Les premiers disques à porter le nom de Basic Channel le portaient discrètement, étirant et déformant le texte sur l'étiquette centrale de chaque disque, le rendant de plus en plus pâle à chaque sortie. Basic Channel était-il le nom d'un artiste ? Placés à côté de titres comme « Phylyps Trak » et « Quadrant Dub », les premiers disques semblaient en dire autant, même si d'autres, comme « Enforcement » et « Inversion », étaient crédités à quelqu'un appelé Cyrus. Peut-être, alors, Basic Channel était-il une maison de disques. Mais qui était Cyrus ? Et qui était responsable du pressage de ces élégants singles 12″ ?
Avec un design visuel qui faisait référence à la brève fascination de l'art conceptuel pour les machines Xerox dans les années 1960, ils ont rompu avec les caractéristiques futuristes de la techno de Detroit, qui commençait à peine à s'installer dans l'orthodoxie au début des années 1990. D'où qu'ils viennent et qui que ce soit qui soit derrière eux, rien d'autre ne ressemblait à Basic Channel.
Le projet a évolué rapidement, produisant neuf singles 12″ pour le label entre 1993 et 1994. Les disques étaient austères mais finement construits, utilisant des synthés atmosphériques et des effets de studio pour créer des structures étonnamment denses qui révélaient de nouveaux motifs à chaque écoute.

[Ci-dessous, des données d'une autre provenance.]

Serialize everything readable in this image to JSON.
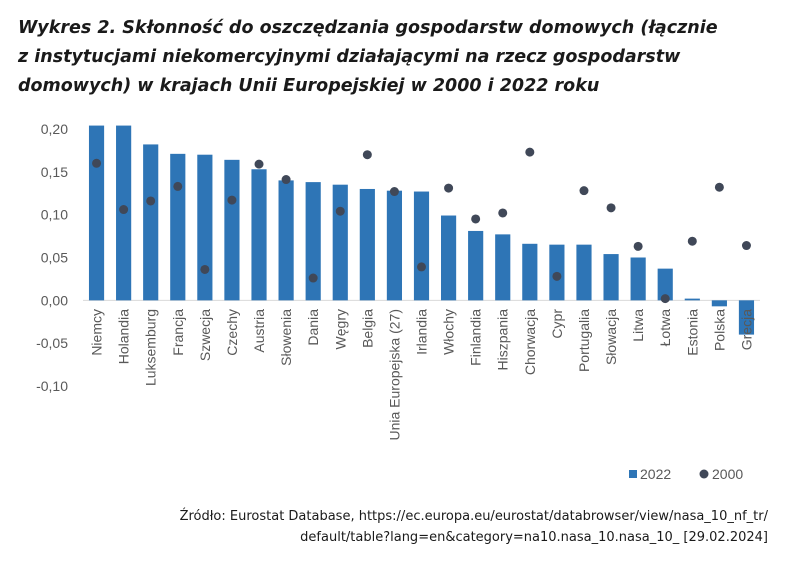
{
  "title_line1": "Wykres 2. Skłonność do oszczędzania gospodarstw domowych (łącznie",
  "title_line2": "z instytucjami niekomercyjnymi działającymi na rzecz gospodarstw",
  "title_line3": "domowych) w krajach Unii Europejskiej w 2000 i 2022 roku",
  "source_line1": "Źródło: Eurostat Database, https://ec.europa.eu/eurostat/databrowser/view/nasa_10_nf_tr/",
  "source_line2": "default/table?lang=en&category=na10.nasa_10.nasa_10_ [29.02.2024]",
  "colors": {
    "bar": "#2e75b6",
    "dot": "#404858",
    "axis": "#d9d9d9",
    "grid": "#d9d9d9"
  },
  "chart_data": {
    "type": "bar",
    "categories": [
      "Niemcy",
      "Holandia",
      "Luksemburg",
      "Francja",
      "Szwecja",
      "Czechy",
      "Austria",
      "Słowenia",
      "Dania",
      "Węgry",
      "Belgia",
      "Unia Europejska (27)",
      "Irlandia",
      "Włochy",
      "Finlandia",
      "Hiszpania",
      "Chorwacja",
      "Cypr",
      "Portugalia",
      "Słowacja",
      "Litwa",
      "Łotwa",
      "Estonia",
      "Polska",
      "Grecja"
    ],
    "series": [
      {
        "name": "2022",
        "kind": "bar",
        "values": [
          0.204,
          0.204,
          0.182,
          0.171,
          0.17,
          0.164,
          0.153,
          0.14,
          0.138,
          0.135,
          0.13,
          0.128,
          0.127,
          0.099,
          0.081,
          0.077,
          0.066,
          0.065,
          0.065,
          0.054,
          0.05,
          0.037,
          0.002,
          -0.007,
          -0.04
        ]
      },
      {
        "name": "2000",
        "kind": "dot",
        "values": [
          0.16,
          0.106,
          0.116,
          0.133,
          0.036,
          0.117,
          0.159,
          0.141,
          0.026,
          0.104,
          0.17,
          0.127,
          0.039,
          0.131,
          0.095,
          0.102,
          0.173,
          0.028,
          0.128,
          0.108,
          0.063,
          0.002,
          0.069,
          0.132,
          0.064
        ]
      }
    ],
    "ylim": [
      -0.1,
      0.2
    ],
    "yticks": [
      "0,20",
      "0,15",
      "0,10",
      "0,05",
      "0,00",
      "-0,05",
      "-0,10"
    ],
    "ytick_values": [
      0.2,
      0.15,
      0.1,
      0.05,
      0.0,
      -0.05,
      -0.1
    ],
    "legend": {
      "position": "bottom-right",
      "items": [
        "2022",
        "2000"
      ]
    },
    "grid": false
  }
}
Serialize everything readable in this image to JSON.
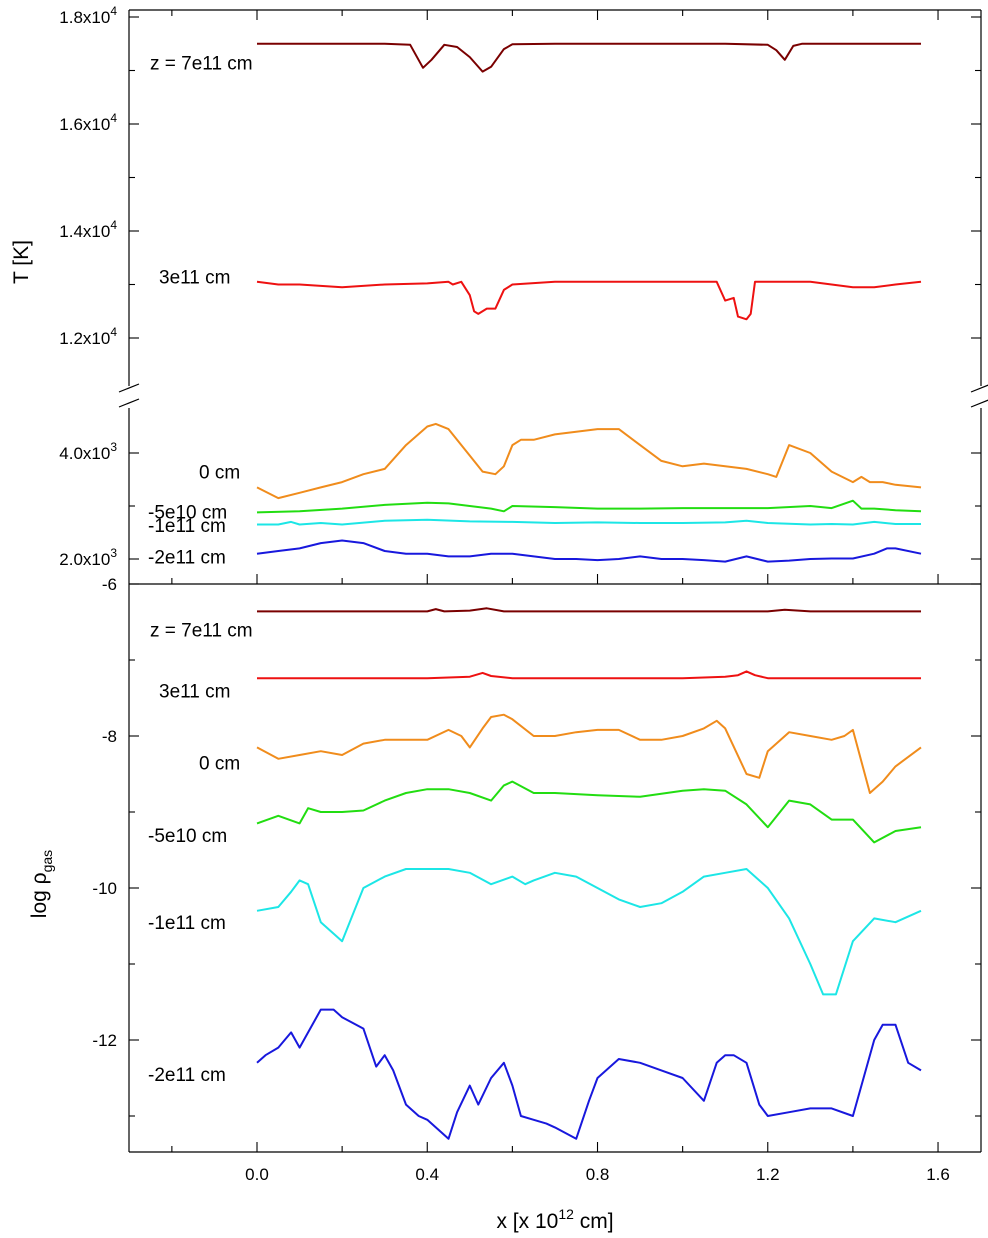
{
  "chart_data": [
    {
      "type": "line",
      "panel": "temperature",
      "ylabel": "T  [K]",
      "y_scale": "broken",
      "ylim_upper": [
        11000,
        18000
      ],
      "ylim_lower": [
        1800,
        4800
      ],
      "x_ticks": [
        0.0,
        0.4,
        0.8,
        1.2,
        1.6
      ],
      "y_ticks_upper": [
        {
          "mant": "1.2x10",
          "exp": "4",
          "value": 12000
        },
        {
          "mant": "1.4x10",
          "exp": "4",
          "value": 14000
        },
        {
          "mant": "1.6x10",
          "exp": "4",
          "value": 16000
        },
        {
          "mant": "1.8x10",
          "exp": "4",
          "value": 18000
        }
      ],
      "y_ticks_lower": [
        {
          "mant": "2.0x10",
          "exp": "3",
          "value": 2000
        },
        {
          "mant": "4.0x10",
          "exp": "3",
          "value": 4000
        }
      ],
      "series": [
        {
          "name": "z = 7e11 cm",
          "color": "#7a0000",
          "x": [
            0.0,
            0.1,
            0.2,
            0.3,
            0.36,
            0.39,
            0.41,
            0.44,
            0.47,
            0.5,
            0.53,
            0.55,
            0.58,
            0.6,
            0.7,
            0.8,
            0.9,
            1.0,
            1.1,
            1.2,
            1.22,
            1.24,
            1.26,
            1.28,
            1.35,
            1.45,
            1.56
          ],
          "y": [
            17500,
            17500,
            17500,
            17500,
            17480,
            17050,
            17200,
            17480,
            17440,
            17250,
            16980,
            17070,
            17400,
            17490,
            17500,
            17500,
            17500,
            17500,
            17500,
            17480,
            17380,
            17200,
            17460,
            17500,
            17500,
            17500,
            17500
          ]
        },
        {
          "name": "3e11 cm",
          "color": "#ee1111",
          "x": [
            0.0,
            0.05,
            0.1,
            0.2,
            0.3,
            0.4,
            0.45,
            0.46,
            0.48,
            0.5,
            0.51,
            0.52,
            0.54,
            0.56,
            0.58,
            0.6,
            0.7,
            0.8,
            0.9,
            1.0,
            1.08,
            1.1,
            1.12,
            1.13,
            1.15,
            1.16,
            1.17,
            1.2,
            1.3,
            1.35,
            1.4,
            1.45,
            1.5,
            1.56
          ],
          "y": [
            13050,
            13000,
            13000,
            12950,
            13000,
            13020,
            13050,
            13000,
            13050,
            12800,
            12500,
            12450,
            12550,
            12550,
            12900,
            13000,
            13050,
            13050,
            13050,
            13050,
            13050,
            12700,
            12750,
            12400,
            12350,
            12450,
            13050,
            13050,
            13050,
            13000,
            12950,
            12950,
            13000,
            13050
          ]
        },
        {
          "name": "0 cm",
          "color": "#f08c1c",
          "x": [
            0.0,
            0.05,
            0.1,
            0.15,
            0.2,
            0.25,
            0.3,
            0.35,
            0.4,
            0.42,
            0.45,
            0.5,
            0.53,
            0.56,
            0.58,
            0.6,
            0.62,
            0.65,
            0.7,
            0.75,
            0.8,
            0.85,
            0.9,
            0.95,
            1.0,
            1.05,
            1.1,
            1.15,
            1.2,
            1.22,
            1.25,
            1.3,
            1.35,
            1.4,
            1.42,
            1.44,
            1.47,
            1.5,
            1.56
          ],
          "y": [
            3350,
            3150,
            3250,
            3350,
            3450,
            3600,
            3700,
            4150,
            4500,
            4550,
            4450,
            3950,
            3650,
            3600,
            3750,
            4150,
            4250,
            4250,
            4350,
            4400,
            4450,
            4450,
            4150,
            3850,
            3750,
            3800,
            3750,
            3700,
            3600,
            3550,
            4150,
            4000,
            3650,
            3450,
            3550,
            3450,
            3450,
            3400,
            3350
          ]
        },
        {
          "name": "-5e10 cm",
          "color": "#22dd11",
          "x": [
            0.0,
            0.1,
            0.2,
            0.3,
            0.4,
            0.45,
            0.5,
            0.55,
            0.58,
            0.6,
            0.7,
            0.8,
            0.9,
            1.0,
            1.1,
            1.2,
            1.3,
            1.35,
            1.4,
            1.42,
            1.45,
            1.5,
            1.56
          ],
          "y": [
            2880,
            2900,
            2950,
            3020,
            3060,
            3050,
            3000,
            2950,
            2900,
            3000,
            2980,
            2950,
            2950,
            2960,
            2960,
            2960,
            3000,
            2960,
            3100,
            2950,
            2950,
            2920,
            2900
          ]
        },
        {
          "name": "-1e11 cm",
          "color": "#1ce6e6",
          "x": [
            0.0,
            0.05,
            0.08,
            0.1,
            0.15,
            0.2,
            0.3,
            0.4,
            0.5,
            0.6,
            0.7,
            0.8,
            0.9,
            1.0,
            1.1,
            1.15,
            1.2,
            1.3,
            1.35,
            1.4,
            1.45,
            1.5,
            1.56
          ],
          "y": [
            2650,
            2650,
            2700,
            2650,
            2680,
            2650,
            2720,
            2740,
            2710,
            2700,
            2680,
            2690,
            2680,
            2680,
            2690,
            2720,
            2680,
            2650,
            2660,
            2650,
            2700,
            2660,
            2660
          ]
        },
        {
          "name": "-2e11 cm",
          "color": "#1818dd",
          "x": [
            0.0,
            0.05,
            0.1,
            0.15,
            0.2,
            0.25,
            0.3,
            0.35,
            0.4,
            0.45,
            0.5,
            0.55,
            0.6,
            0.65,
            0.7,
            0.75,
            0.8,
            0.85,
            0.9,
            0.95,
            1.0,
            1.05,
            1.1,
            1.15,
            1.2,
            1.25,
            1.3,
            1.35,
            1.4,
            1.45,
            1.48,
            1.5,
            1.56
          ],
          "y": [
            2100,
            2150,
            2200,
            2300,
            2350,
            2300,
            2150,
            2100,
            2100,
            2050,
            2050,
            2100,
            2100,
            2050,
            2000,
            2000,
            1980,
            2000,
            2050,
            2000,
            2000,
            1980,
            1950,
            2050,
            1950,
            1970,
            2000,
            2010,
            2010,
            2100,
            2200,
            2200,
            2100
          ]
        }
      ]
    },
    {
      "type": "line",
      "panel": "density",
      "ylabel": "log ρ",
      "ylabel_sub": "gas",
      "ylim": [
        -13.5,
        -6
      ],
      "y_ticks": [
        {
          "label": "-6",
          "value": -6
        },
        {
          "label": "-8",
          "value": -8
        },
        {
          "label": "-10",
          "value": -10
        },
        {
          "label": "-12",
          "value": -12
        }
      ],
      "x_ticks": [
        0.0,
        0.4,
        0.8,
        1.2,
        1.6
      ],
      "xlabel": "x  [x 10",
      "xlabel_exp": "12",
      "xlabel_unit": " cm]",
      "series": [
        {
          "name": "z = 7e11 cm",
          "color": "#7a0000",
          "x": [
            0.0,
            0.2,
            0.4,
            0.42,
            0.44,
            0.5,
            0.54,
            0.58,
            0.7,
            1.0,
            1.2,
            1.24,
            1.3,
            1.56
          ],
          "y": [
            -6.36,
            -6.36,
            -6.36,
            -6.33,
            -6.36,
            -6.35,
            -6.32,
            -6.36,
            -6.36,
            -6.36,
            -6.36,
            -6.34,
            -6.36,
            -6.36
          ]
        },
        {
          "name": "3e11 cm",
          "color": "#ee1111",
          "x": [
            0.0,
            0.2,
            0.4,
            0.5,
            0.53,
            0.55,
            0.6,
            0.8,
            1.0,
            1.1,
            1.13,
            1.15,
            1.17,
            1.2,
            1.4,
            1.56
          ],
          "y": [
            -7.24,
            -7.24,
            -7.24,
            -7.22,
            -7.17,
            -7.21,
            -7.24,
            -7.24,
            -7.24,
            -7.22,
            -7.2,
            -7.15,
            -7.2,
            -7.24,
            -7.24,
            -7.24
          ]
        },
        {
          "name": "0 cm",
          "color": "#f08c1c",
          "x": [
            0.0,
            0.05,
            0.1,
            0.15,
            0.2,
            0.25,
            0.3,
            0.35,
            0.4,
            0.45,
            0.48,
            0.5,
            0.53,
            0.55,
            0.58,
            0.6,
            0.65,
            0.7,
            0.75,
            0.8,
            0.85,
            0.9,
            0.95,
            1.0,
            1.05,
            1.08,
            1.1,
            1.15,
            1.18,
            1.2,
            1.25,
            1.3,
            1.35,
            1.38,
            1.4,
            1.44,
            1.47,
            1.5,
            1.56
          ],
          "y": [
            -8.15,
            -8.3,
            -8.25,
            -8.2,
            -8.25,
            -8.1,
            -8.05,
            -8.05,
            -8.05,
            -7.92,
            -8.0,
            -8.15,
            -7.9,
            -7.75,
            -7.72,
            -7.78,
            -8.0,
            -8.0,
            -7.95,
            -7.92,
            -7.92,
            -8.05,
            -8.05,
            -8.0,
            -7.9,
            -7.8,
            -7.9,
            -8.5,
            -8.55,
            -8.2,
            -7.95,
            -8.0,
            -8.05,
            -8.0,
            -7.92,
            -8.75,
            -8.6,
            -8.4,
            -8.15
          ]
        },
        {
          "name": "-5e10 cm",
          "color": "#22dd11",
          "x": [
            0.0,
            0.05,
            0.1,
            0.12,
            0.15,
            0.2,
            0.25,
            0.3,
            0.35,
            0.4,
            0.45,
            0.5,
            0.55,
            0.58,
            0.6,
            0.65,
            0.7,
            0.8,
            0.9,
            1.0,
            1.05,
            1.1,
            1.15,
            1.2,
            1.25,
            1.3,
            1.35,
            1.4,
            1.45,
            1.5,
            1.56
          ],
          "y": [
            -9.15,
            -9.05,
            -9.15,
            -8.95,
            -9.0,
            -9.0,
            -8.98,
            -8.85,
            -8.75,
            -8.7,
            -8.7,
            -8.75,
            -8.85,
            -8.65,
            -8.6,
            -8.75,
            -8.75,
            -8.78,
            -8.8,
            -8.72,
            -8.7,
            -8.72,
            -8.9,
            -9.2,
            -8.85,
            -8.9,
            -9.1,
            -9.1,
            -9.4,
            -9.25,
            -9.2
          ]
        },
        {
          "name": "-1e11 cm",
          "color": "#1ce6e6",
          "x": [
            0.0,
            0.05,
            0.08,
            0.1,
            0.12,
            0.15,
            0.2,
            0.25,
            0.3,
            0.35,
            0.4,
            0.45,
            0.5,
            0.55,
            0.6,
            0.63,
            0.65,
            0.7,
            0.75,
            0.8,
            0.85,
            0.9,
            0.95,
            1.0,
            1.05,
            1.1,
            1.15,
            1.2,
            1.25,
            1.3,
            1.33,
            1.36,
            1.4,
            1.45,
            1.5,
            1.56
          ],
          "y": [
            -10.3,
            -10.25,
            -10.05,
            -9.9,
            -9.95,
            -10.45,
            -10.7,
            -10.0,
            -9.85,
            -9.75,
            -9.75,
            -9.75,
            -9.8,
            -9.95,
            -9.85,
            -9.95,
            -9.9,
            -9.8,
            -9.85,
            -10.0,
            -10.15,
            -10.25,
            -10.2,
            -10.05,
            -9.85,
            -9.8,
            -9.75,
            -10.0,
            -10.4,
            -11.0,
            -11.4,
            -11.4,
            -10.7,
            -10.4,
            -10.45,
            -10.3
          ]
        },
        {
          "name": "-2e11 cm",
          "color": "#1818dd",
          "x": [
            0.0,
            0.02,
            0.05,
            0.08,
            0.1,
            0.12,
            0.15,
            0.18,
            0.2,
            0.25,
            0.28,
            0.3,
            0.32,
            0.35,
            0.38,
            0.4,
            0.45,
            0.47,
            0.5,
            0.52,
            0.55,
            0.58,
            0.6,
            0.62,
            0.65,
            0.68,
            0.7,
            0.75,
            0.78,
            0.8,
            0.85,
            0.9,
            0.95,
            1.0,
            1.05,
            1.08,
            1.1,
            1.12,
            1.15,
            1.18,
            1.2,
            1.25,
            1.3,
            1.35,
            1.4,
            1.45,
            1.47,
            1.5,
            1.53,
            1.56
          ],
          "y": [
            -12.3,
            -12.2,
            -12.1,
            -11.9,
            -12.1,
            -11.9,
            -11.6,
            -11.6,
            -11.7,
            -11.85,
            -12.35,
            -12.2,
            -12.4,
            -12.85,
            -13.0,
            -13.05,
            -13.3,
            -12.95,
            -12.6,
            -12.85,
            -12.5,
            -12.3,
            -12.6,
            -13.0,
            -13.05,
            -13.1,
            -13.15,
            -13.3,
            -12.8,
            -12.5,
            -12.25,
            -12.3,
            -12.4,
            -12.5,
            -12.8,
            -12.3,
            -12.2,
            -12.2,
            -12.3,
            -12.85,
            -13.0,
            -12.95,
            -12.9,
            -12.9,
            -13.0,
            -12.0,
            -11.8,
            -11.8,
            -12.3,
            -12.4
          ]
        }
      ]
    }
  ]
}
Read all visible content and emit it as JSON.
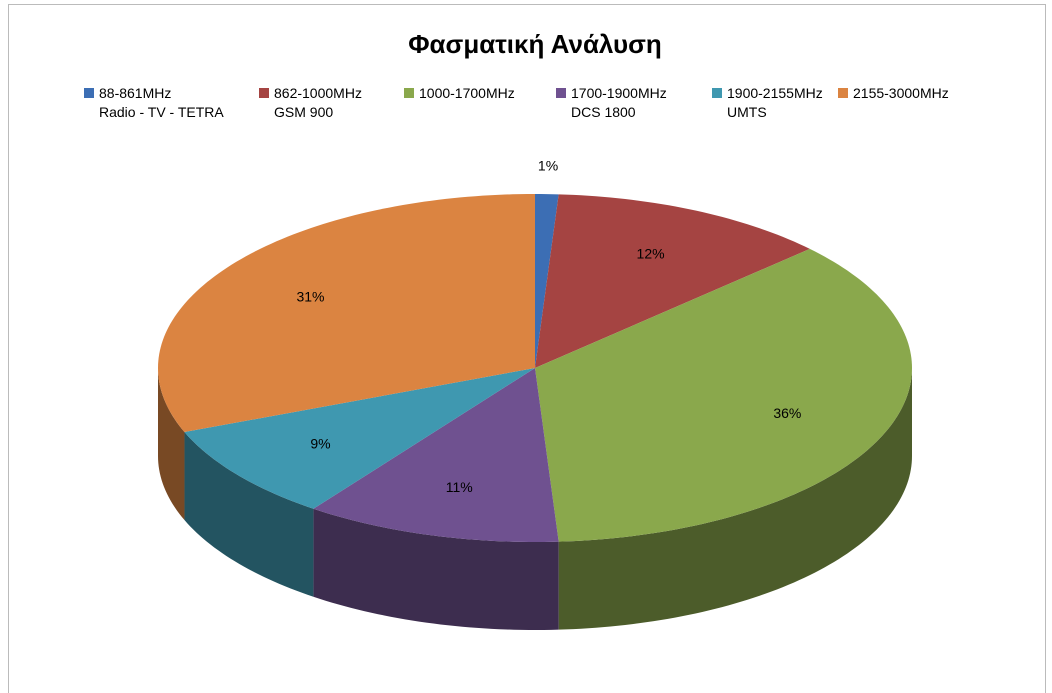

Le premier single du duo, « Enforcement » de 1993, aborde les auditeurs avec une boucle de synthé brutale qui se répète, avec de légères variations, pendant toute la durée du morceau de 13 minutes. Pourtant, ces changements subtils font toute la différence ; des charleston étouffés et des impulsions de synthé à forte résonance apparaissent à intervalles réguliers, entrant en collision avec la séquence de synthé originale pour révéler de nouveaux contours au fur et à mesure que le morceau progresse. L'approche emprunte autant au moteur de Manuel Göttsching E2-E4 comme dans la musique de phase vertigineuse du pionnier minimaliste Steve Reich, qui avance à un rythme implacable sans provoquer de fatigue.
Le duo s’est finalement détourné de la techno tonitruante pour se concentrer sur des textures subtiles. Mais le single contient un modèle pour une grande partie de ce qui allait suivre, introduisant des techniques de mixage qui privilégient l’espace, ainsi qu’une attention particulière portée au processus, que Mark Ernestus et Moritz von Oswald – les individus timides de la presse qui se sont finalement révélés être les artistes derrière le pseudonyme – ont conservé tout au long de leur carrière. Le morceau, comme d’autres, dont « Q1.1/I » et « Octagon », s’inspire fortement de la techno de Detroit, s’inspirant de Juan Atkins, Jeff Mills, Robert Hood et de labels comme Metroplex et Underground Resistance. Cette scène a été le modèle à partir duquel Basic Channel a établi – et perfectionné – un son complètement nouveau qui lui était propre. Pour les puristes de l’époque – une période où le réseau tentaculaire de la vie nocturne de la techno commençait tout juste à se former sur fond de réunification allemande – et d’aujourd’hui, la dub techno commence et se termine avec Basic Channel, dont la compilation de 1995 BCD reste le document qui définit le genre.